Back in August, when I came to my parents' house for the first time in five years, I first acknowledged the beauty, aesthetic and holistic, of the hue in that water. Before that, I would immerse myself in it but remain somehow convinced that because I had spent so much time with the colder, grayer, and presumably more dangerous waters of the north, I was somehow more intelligent and experienced than those who knew only the warmth and comparative gentleness of the waves here.

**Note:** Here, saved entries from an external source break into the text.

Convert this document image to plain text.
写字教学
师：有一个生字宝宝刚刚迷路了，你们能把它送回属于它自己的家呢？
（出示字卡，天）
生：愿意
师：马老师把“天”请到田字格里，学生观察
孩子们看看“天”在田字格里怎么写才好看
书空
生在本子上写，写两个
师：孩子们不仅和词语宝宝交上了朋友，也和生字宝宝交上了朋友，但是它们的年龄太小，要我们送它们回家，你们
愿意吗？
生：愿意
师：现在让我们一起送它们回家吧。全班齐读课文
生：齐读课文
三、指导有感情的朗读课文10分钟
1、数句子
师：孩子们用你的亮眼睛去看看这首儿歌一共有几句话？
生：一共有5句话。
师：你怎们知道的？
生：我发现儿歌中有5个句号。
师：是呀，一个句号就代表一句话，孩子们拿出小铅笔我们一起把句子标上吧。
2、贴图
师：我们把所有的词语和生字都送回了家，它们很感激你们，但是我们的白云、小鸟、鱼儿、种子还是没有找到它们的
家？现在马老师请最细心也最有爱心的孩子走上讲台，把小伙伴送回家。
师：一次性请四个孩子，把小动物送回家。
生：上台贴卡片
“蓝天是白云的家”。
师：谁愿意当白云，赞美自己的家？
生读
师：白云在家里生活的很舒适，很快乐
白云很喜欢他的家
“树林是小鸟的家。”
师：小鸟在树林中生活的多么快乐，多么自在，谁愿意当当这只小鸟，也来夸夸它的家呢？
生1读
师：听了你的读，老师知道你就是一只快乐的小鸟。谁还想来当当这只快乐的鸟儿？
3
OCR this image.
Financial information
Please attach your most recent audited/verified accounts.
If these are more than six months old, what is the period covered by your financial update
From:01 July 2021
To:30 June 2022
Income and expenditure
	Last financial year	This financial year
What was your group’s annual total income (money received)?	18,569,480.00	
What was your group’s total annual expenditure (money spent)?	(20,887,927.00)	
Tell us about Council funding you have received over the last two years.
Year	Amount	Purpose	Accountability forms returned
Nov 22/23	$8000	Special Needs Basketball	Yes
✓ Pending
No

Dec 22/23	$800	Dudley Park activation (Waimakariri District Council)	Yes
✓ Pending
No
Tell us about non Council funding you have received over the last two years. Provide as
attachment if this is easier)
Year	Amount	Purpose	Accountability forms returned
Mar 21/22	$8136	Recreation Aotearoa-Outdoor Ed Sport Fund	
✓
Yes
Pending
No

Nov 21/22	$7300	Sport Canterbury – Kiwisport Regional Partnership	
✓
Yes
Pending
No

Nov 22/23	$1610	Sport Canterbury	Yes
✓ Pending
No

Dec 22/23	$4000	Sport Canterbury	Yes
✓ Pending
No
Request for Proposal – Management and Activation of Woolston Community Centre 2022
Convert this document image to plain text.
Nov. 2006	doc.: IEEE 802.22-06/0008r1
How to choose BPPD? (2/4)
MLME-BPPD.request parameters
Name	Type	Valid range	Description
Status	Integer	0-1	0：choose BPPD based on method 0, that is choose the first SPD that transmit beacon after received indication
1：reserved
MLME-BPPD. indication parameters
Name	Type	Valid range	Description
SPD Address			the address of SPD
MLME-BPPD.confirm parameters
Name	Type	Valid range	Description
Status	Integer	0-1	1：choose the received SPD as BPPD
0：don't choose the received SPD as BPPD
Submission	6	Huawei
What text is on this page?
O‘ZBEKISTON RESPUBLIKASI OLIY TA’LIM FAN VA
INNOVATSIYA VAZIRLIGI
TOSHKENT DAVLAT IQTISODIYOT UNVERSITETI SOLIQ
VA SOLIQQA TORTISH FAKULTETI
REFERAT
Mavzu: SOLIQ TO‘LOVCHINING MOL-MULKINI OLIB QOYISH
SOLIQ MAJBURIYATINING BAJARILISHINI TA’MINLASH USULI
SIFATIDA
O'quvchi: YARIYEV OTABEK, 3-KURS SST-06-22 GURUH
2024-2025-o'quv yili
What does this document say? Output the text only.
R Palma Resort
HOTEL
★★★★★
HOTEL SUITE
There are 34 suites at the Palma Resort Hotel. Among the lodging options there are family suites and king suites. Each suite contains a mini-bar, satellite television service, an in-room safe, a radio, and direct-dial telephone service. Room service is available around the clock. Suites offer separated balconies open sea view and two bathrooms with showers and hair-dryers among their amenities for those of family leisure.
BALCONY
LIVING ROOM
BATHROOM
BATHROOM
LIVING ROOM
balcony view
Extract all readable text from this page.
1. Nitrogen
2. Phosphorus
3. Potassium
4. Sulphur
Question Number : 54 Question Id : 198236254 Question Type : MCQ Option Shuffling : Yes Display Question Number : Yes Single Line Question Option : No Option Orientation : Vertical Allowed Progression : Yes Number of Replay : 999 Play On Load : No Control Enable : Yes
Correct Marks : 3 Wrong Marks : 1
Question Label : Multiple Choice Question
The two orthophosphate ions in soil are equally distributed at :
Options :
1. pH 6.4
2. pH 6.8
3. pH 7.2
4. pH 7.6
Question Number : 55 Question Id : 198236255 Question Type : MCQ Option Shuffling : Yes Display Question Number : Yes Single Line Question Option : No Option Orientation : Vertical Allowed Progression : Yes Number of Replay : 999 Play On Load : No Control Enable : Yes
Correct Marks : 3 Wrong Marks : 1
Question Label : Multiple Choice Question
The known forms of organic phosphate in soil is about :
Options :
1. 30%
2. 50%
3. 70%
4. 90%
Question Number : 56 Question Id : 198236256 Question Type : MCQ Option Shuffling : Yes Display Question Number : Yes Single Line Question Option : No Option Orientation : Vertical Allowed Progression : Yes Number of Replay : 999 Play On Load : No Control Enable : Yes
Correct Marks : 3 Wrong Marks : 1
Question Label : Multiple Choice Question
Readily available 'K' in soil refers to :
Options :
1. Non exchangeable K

While I will always cherish those walks and swims I took in New Jersey, Montauk and Capes Cod and Ferrat, I realize now that those littoral scenes were simply more familiar to me than any other. And, I saw the ocean I grew up with held the promise, or the fantasy, of places on the other side where I somehow believed I could find refuge. Of course, I was always looking to escape myself but would tell myself that I wanted to get away from my parents, school, the prospect of a bourgeois life, when in fact I wanted to get away from life itself. Which meant, of course, that I wanted to run away.
Lord Byron didn't say to run from beauty. He wrote "She walks in beauty." All right, so that's not even the whole first line of that poem. But even if he'd written nothing else, he'd deserve his fame. But I digress...Sometimes I'd like to take that epigram as a kind of spiritual instruction. Byron was writing about a woman whose face and eyes combine the best of what's dark and of what's bright. In other words, he was describing a complex beauty, or the beauty of complexity. And, even though I was, and sometimes still am, called a frighteningly complicated person, my view of that ocean, not to mention life itself, was entirely without complexity. That, of course, is why I held on to those cold, grayish reflections.
It's only now that I'm realizing how complex these warmer and more radiant waters actually are. In those azure and veridescent hues, light seems dance with the depths of those waves. And I realize now that I would not allow myself to be taken with the beauty I saw precisely because it was so complex and diverse, and my world-view was a monochrome colored by my anger.
The day after Christmas isn't supposed to be this way. But so what? Maybe, just maybe, I'll learn how to walk in beauty after all. Somehow I think it would be even better than walking on water. I guess cycling with beauty is a good first step, and a wonderful part of the journey to living by my essence: Justine, who was there even when my old self didn't want her--which is to say, didn't want me.
Yes, I'll walk in beauty. Want to come with me?